Autre duo, texan cette fois-ci, Black Pumas est bien parti pour renouer avec le succès. Chronicles of a diamond reprend les ingrédients qui ont assuré le triomphe de leur début discographique en 2019 : un mélange multivitaminé de soul vintage et de rock psychédélique joué avec une énergie contagieuse qui aurait toute sa place sur notre podium…

Moins évidemment accrocheur, le funk-rock lo-fi de Velvet Negroni révèle son étrange beauté à mesure des écoutes. Bulli est une invitation dans l'esprit tourmenté de son auteur, qui semble avoir éloigné ses démons personnels à coups de groove hypnotique. Clin d'œil au Festival de Cannes, on le fera concourir dans la catégorie "Une certaine écoute".

Après 30 ans de carrière, Meshell Ndegeocello a fait ses débuts sur le prestigieux label Blue Note. On retrouve sur The Omnichord real book la voix grave et mélancolique de la chanteuse multi-instrumentiste ainsi que ce mélange si particulier de soul, jazz et folk qui la caractérise. Un nouveau départ assurément réussi qui mériterait une récompense !

Cette manière de transcender les genres musicaux a peut-être influencé Sampha. Le jeune britannique - dont la voix rappelle parfois celle de José James - aura attendu six ans avant de franchir le cap du second album. Épreuve brillamment réussie avec le passionnant Lahai, alliance de douceur et de complexité qui pourrait décrocher notre palme 2023.

Finalement, c'est peut-être Janelle Monae qui mettra tout le monde d'accord : par son côté hédoniste et sensuel, The Age of pleasure a été le parfait album de l'été ; mais la couche de crème solaire dissimule à peine l'afro-féminisme revendicatif de la chanteuse, et l'éventail de musiques conviées à la fête (r'n'b, reggae, afrobeat) donne suffisamment de consistance à l'ensemble pour lui permettre de survivre à la fin des beaux jours.

Résultat des courses ? Trop de candidats ex-aequo : on réécoute le tout pour les départager !

 

Rap

Direction le cosmos avec le rap expérimental vaporeux de Shabazz Palaces. En moins d'une demi-heure, Robed in rareness vous embarque dans les étoiles, comme si Ishmael Butler - tête pensante du projet - avait profité d'une boucle spatio-temporelle pour enregistrer avec le Pink Floyd des années 70. Planant !
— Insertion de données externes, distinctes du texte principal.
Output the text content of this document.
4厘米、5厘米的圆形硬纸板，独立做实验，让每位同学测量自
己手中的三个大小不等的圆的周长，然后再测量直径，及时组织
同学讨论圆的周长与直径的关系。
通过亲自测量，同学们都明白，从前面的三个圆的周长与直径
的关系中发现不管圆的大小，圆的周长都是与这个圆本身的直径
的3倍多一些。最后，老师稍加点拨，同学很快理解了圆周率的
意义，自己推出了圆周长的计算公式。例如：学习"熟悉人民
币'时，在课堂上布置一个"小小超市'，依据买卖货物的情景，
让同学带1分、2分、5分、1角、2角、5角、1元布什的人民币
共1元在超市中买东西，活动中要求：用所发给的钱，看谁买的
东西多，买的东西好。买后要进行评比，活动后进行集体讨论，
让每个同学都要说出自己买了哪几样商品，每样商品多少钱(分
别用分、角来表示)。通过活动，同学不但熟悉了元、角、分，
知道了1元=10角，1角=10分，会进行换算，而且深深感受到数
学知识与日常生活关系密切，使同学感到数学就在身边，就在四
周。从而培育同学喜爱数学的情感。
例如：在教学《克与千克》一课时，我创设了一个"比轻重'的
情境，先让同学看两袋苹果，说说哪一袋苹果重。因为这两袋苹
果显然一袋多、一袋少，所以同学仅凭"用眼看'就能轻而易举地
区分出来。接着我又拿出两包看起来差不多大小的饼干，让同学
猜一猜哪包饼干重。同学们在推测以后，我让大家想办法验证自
Dix ans après le succès de Doris, Earl Sweatshirt a sorti au milieu de l'été un album surprise réalisé avec The Alchemist. Le flow indolent du rappeur se coule dans les boucles en or du producteur au fil des 11 (courts) titres de ce lancinant Voir dire.

Mais s'il vous ne deviez écouter qu'un seul disque de rap américain du millésime 2023, choisissez Michael de Killer Mike. Aussi incisif que sur les albums de Run The Jewels, son duo avec El-P, le rappeur de 48 ans convoque les grandes figures de l'histoire afro-américaine, le gospel de son enfance et les sonorités du hip hop actuel pour inscrire son œuvre dans la continuité de la Great Black Music. Un grand disque contestataire qui par son propos et son ampleur musicale n'est pas sans rappeler le meilleur de Kendrick Lamar.

Si Killer Mike est le roi de l'année, la reine réside toujours en Grande-Bretagne. Deux ans après l'extraordinaire Sometimes I might be introvert, Little Simz revient à une certaine sobriété. Musicalement moins ambitieux que son prédécesseur, No thank you n'en est pas moins percutant. Car les subtils arrangements des productions ramassées d'Inflo font ressortir l'essentiel : les mots et le débit de la Londonienne, qui n'ont rien perdu de leur force ni de leur précision.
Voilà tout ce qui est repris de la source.